Edwards maintains that the donations used to cover-up his affair were gifts -- not political contributions -- to help hide the affair from his wife, and himself from embarrassment. No other politician has been brought up on similar criminal charges though others have accepted gifts that may have in some way benefited their political fortunes.Politico reports today in reference to the case:
Brett Kappel, a campaign finance attorney at Arent Fox, warned that the court could set a dangerous precedent by deciding that any payment that would affect the image of the candidate would be a campaign contribution. "Once you become a candidate, that does not mean that no one can ever give you a gift until after the campaign is over," Kappel said. "Suppose that your wife gives you a nice shirt for Christmas. Is that a campaign contribution by the candidate's wife that counts towards her $2,500 per election limit?

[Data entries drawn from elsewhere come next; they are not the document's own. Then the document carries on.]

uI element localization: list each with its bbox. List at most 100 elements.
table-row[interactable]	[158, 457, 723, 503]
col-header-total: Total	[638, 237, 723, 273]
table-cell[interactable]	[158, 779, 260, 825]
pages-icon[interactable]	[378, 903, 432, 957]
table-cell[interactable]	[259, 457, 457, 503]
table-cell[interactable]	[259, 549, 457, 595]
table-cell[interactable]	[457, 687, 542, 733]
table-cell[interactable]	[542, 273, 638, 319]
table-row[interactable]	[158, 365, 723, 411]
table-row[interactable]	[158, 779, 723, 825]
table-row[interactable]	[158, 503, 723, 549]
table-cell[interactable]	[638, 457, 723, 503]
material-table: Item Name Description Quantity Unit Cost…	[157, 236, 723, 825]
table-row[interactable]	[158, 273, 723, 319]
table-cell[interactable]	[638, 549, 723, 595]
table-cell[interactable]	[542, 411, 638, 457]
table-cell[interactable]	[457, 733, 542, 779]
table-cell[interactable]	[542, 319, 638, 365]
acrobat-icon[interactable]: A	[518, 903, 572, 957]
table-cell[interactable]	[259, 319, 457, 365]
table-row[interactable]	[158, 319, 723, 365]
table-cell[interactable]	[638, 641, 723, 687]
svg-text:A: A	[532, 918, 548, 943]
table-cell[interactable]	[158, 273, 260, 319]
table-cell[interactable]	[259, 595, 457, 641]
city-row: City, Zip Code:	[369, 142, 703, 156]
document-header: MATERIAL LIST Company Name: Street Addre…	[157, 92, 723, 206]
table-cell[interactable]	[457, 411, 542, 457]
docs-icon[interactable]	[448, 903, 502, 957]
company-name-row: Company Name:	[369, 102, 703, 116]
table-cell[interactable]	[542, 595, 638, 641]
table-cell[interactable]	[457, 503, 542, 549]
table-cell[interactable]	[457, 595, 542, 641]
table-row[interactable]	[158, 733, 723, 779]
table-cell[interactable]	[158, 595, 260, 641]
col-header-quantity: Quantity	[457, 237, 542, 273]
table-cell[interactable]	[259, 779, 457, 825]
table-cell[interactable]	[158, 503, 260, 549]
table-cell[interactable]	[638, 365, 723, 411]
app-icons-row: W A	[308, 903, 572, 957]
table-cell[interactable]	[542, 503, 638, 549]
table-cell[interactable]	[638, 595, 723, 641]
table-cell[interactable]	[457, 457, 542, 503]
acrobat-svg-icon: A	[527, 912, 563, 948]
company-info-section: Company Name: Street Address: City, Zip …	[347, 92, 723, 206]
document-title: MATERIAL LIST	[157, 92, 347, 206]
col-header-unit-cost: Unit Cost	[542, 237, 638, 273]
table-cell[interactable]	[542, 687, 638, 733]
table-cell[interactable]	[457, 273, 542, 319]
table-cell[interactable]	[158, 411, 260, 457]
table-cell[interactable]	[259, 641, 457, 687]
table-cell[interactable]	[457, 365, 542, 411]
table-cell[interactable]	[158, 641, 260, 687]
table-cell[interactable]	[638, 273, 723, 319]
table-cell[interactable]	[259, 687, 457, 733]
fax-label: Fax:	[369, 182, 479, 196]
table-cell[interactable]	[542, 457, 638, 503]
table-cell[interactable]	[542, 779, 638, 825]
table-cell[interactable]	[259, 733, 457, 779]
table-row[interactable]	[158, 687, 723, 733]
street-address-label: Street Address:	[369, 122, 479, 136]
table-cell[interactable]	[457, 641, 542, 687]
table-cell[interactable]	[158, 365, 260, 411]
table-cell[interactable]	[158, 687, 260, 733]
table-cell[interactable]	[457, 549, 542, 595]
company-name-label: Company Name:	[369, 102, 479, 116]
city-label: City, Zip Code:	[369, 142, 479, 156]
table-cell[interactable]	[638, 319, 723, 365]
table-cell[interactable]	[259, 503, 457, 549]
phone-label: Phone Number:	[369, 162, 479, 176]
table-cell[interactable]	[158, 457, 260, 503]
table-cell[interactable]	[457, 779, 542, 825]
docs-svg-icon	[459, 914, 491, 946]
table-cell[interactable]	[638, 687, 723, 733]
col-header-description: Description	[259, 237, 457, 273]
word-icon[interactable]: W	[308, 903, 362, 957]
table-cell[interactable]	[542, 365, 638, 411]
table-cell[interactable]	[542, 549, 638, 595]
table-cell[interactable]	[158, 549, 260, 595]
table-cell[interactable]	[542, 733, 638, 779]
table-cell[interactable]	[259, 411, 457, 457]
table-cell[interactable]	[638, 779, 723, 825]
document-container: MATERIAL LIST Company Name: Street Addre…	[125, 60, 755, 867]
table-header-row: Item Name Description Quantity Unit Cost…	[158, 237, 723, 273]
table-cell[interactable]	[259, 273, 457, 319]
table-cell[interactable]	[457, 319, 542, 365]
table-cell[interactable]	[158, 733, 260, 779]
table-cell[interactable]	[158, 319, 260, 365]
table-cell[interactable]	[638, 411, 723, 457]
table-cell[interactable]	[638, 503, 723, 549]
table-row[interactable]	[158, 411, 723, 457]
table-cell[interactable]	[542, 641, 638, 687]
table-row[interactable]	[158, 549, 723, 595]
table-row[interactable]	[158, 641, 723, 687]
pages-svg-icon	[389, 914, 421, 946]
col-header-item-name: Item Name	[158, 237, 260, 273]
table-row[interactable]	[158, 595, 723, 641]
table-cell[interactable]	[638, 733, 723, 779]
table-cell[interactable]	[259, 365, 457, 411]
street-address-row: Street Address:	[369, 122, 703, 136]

No."
Americans of all political stripes loath John Edwards. He was a politician of great promise who spoke in moral terms about the need to heal our nation from the divisions that have hurt us as a people. Edwards spoke out strongly about the need to fight poverty. In these causes, he echoed Christian principles. But in at least the last several years of his political life he lived a life where he seemingly abandoned his Christian faith in search of personal pleasure that tore his family apart during a time they needed him most. As a husband, he failed. As a father, he failed. Yet these seem to be issues best left to be resolved between Edwards and God, not a court of law. There is every reason to believe the case against Edwards is overreach.
Still, we want punishment for this man for betrayed not only his family but the nation. He put his own ambition before the national interest. Of course, many politicians have done the same. And how do you compare the sin of one person over another? Edwards' sin was personal. George W. Bush lied to the nation in a successful effort to take us into war that cost countless lives. Richard Nixon caused a constitutional crisis that tested the fabric of our government. Weren't these sins much worse and more criminal in nature than anything Edwards did? Neither Bush or Nixon served prison time.
Perhaps Edwards will one day come to a place where he is truly deserving of forgiveness and redemption -- those as Christian concepts as much as sin and should be offered to all who show genuine remorse and acts of repentance -- but right now that is difficult to imagine. It is worth considering, however, whether or not the government's case is simply a effort of national revenge -- and even political gamesmanship by the GOP prosecutor who filed the charges and the resigned to run for Congress as a Tea Party favoriate. Will sending John Edwards to jail truly punish his sinful behavior -- will it protect his small children -- or will it show that our legal system is broken by attempting to act pass judgment not on a criminal matter but a personal and religious one?